Thursday, March 1, 2007

Live from Munsterberg

A quick report from Day 1 of "Off the Witness Stand," which is off to a great start. Kicking things off was a panel comprised of Janet Reno, Jim Doyle, Jeremy Travis, and Hon. John Martin.

Jim Doyle opened up with his characterization of this conference as a sort of "do-over" of the historic dialogue between Hugo Munsterberg and John Henry Wigmore, which scared Munsterberg and other social scientists away from the courts for most of the last century, on the grounds that more data and more research were necessary before the social sciences were ready for the rigors of a well-crafted cross-examination. Now, the studies have been done, the science is in, and Reno and others see this conference as an opportunity to make new efforts at bringing science and the law more closely into alignment.

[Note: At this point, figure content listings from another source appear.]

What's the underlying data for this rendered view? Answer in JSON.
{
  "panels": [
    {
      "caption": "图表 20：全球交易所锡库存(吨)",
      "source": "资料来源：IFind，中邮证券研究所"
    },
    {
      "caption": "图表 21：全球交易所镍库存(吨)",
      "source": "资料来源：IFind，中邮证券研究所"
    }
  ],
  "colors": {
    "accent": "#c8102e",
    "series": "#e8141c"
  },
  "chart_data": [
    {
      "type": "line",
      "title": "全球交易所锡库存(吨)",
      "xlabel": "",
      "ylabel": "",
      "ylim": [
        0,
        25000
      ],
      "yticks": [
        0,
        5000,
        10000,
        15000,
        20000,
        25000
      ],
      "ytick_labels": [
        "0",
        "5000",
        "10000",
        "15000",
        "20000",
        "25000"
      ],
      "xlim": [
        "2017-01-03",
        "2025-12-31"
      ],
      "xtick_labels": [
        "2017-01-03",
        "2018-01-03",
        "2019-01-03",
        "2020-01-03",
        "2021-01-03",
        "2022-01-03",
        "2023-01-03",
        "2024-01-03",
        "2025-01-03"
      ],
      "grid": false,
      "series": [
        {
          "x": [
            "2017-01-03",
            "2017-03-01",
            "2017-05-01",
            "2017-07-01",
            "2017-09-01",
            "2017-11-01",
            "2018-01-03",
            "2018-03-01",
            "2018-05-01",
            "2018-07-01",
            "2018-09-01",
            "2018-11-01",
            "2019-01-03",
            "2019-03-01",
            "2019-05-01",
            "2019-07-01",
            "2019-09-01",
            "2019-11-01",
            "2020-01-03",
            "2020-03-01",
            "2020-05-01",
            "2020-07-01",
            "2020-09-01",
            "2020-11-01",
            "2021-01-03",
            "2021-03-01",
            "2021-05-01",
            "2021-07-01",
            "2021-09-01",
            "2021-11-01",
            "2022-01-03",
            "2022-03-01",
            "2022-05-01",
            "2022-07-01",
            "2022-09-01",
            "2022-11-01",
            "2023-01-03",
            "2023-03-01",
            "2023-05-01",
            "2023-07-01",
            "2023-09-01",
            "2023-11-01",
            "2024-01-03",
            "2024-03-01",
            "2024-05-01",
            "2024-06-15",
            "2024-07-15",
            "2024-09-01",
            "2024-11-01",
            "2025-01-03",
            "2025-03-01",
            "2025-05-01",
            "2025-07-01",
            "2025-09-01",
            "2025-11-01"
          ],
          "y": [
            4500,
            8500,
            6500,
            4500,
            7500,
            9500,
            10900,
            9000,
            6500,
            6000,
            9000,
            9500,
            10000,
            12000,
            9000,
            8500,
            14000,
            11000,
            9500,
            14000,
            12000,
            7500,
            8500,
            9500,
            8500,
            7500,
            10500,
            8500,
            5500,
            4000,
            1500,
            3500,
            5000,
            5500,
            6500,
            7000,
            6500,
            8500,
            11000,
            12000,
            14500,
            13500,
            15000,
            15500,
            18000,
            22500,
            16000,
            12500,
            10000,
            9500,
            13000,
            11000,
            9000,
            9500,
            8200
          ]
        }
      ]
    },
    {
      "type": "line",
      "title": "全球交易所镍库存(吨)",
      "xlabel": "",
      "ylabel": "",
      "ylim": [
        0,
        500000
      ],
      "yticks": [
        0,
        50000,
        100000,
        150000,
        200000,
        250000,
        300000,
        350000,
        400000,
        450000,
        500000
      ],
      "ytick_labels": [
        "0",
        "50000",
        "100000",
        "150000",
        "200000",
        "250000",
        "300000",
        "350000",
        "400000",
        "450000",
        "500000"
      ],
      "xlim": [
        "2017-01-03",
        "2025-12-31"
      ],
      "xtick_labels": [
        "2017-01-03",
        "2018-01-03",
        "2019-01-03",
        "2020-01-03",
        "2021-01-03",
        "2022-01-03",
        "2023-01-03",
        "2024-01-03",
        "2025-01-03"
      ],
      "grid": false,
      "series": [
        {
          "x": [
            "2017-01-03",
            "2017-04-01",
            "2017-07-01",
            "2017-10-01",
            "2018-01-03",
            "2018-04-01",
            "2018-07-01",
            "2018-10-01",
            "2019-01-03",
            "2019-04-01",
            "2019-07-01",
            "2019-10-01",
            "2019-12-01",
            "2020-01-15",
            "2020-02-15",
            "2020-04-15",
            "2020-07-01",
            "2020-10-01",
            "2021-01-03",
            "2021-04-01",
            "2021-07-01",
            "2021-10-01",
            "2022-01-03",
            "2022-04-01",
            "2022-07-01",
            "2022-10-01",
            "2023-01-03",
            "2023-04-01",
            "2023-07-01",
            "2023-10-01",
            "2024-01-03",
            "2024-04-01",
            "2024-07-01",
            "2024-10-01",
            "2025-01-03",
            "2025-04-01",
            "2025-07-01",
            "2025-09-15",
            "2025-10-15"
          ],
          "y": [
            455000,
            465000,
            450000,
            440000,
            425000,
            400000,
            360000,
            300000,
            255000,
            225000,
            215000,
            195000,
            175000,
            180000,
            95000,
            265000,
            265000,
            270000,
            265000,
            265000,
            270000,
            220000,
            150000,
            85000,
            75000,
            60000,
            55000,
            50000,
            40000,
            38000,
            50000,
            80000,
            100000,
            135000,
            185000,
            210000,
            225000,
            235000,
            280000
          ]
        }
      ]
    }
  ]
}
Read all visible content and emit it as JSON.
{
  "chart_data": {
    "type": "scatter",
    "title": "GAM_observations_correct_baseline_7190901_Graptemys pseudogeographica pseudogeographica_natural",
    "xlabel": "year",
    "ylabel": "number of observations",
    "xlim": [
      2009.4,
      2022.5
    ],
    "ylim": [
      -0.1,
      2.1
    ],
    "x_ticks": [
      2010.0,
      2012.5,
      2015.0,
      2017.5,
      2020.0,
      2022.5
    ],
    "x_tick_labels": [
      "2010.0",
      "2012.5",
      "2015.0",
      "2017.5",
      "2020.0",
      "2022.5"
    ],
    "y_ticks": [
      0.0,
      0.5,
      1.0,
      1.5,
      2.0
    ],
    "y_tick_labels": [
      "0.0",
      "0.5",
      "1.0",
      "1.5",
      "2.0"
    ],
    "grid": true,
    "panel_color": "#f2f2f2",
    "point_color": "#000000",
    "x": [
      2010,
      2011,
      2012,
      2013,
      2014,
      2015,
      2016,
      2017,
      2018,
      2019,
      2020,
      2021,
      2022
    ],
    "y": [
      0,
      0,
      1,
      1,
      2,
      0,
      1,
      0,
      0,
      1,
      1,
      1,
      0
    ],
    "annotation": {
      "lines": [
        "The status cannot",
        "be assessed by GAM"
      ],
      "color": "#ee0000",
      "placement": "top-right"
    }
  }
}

Jeremy Travis, former director of the National Institute of Justice, told the story of receiving a call from Janet Reno when she was the US Attorney General under Clinton. She was reading an article in the Washington Post about a man who had just been released from prison after 10 years of wrongful conviction, which was overturned by way DNA test results that cleared him from involvement. That story led Ms. Reno to investigate how many other cases there were like this one, and then to root out the causes. That investigation led to the study published as "Convicted by Juries, Exonerated by Science," (PDF) which told the tale of 26 DNA exonerees, almost all of whom had been convicted based on faulty eyewitness testimony and, ultimately, a failure of science to inform the criminal justice system.

More to come from John Jay in the days ahead.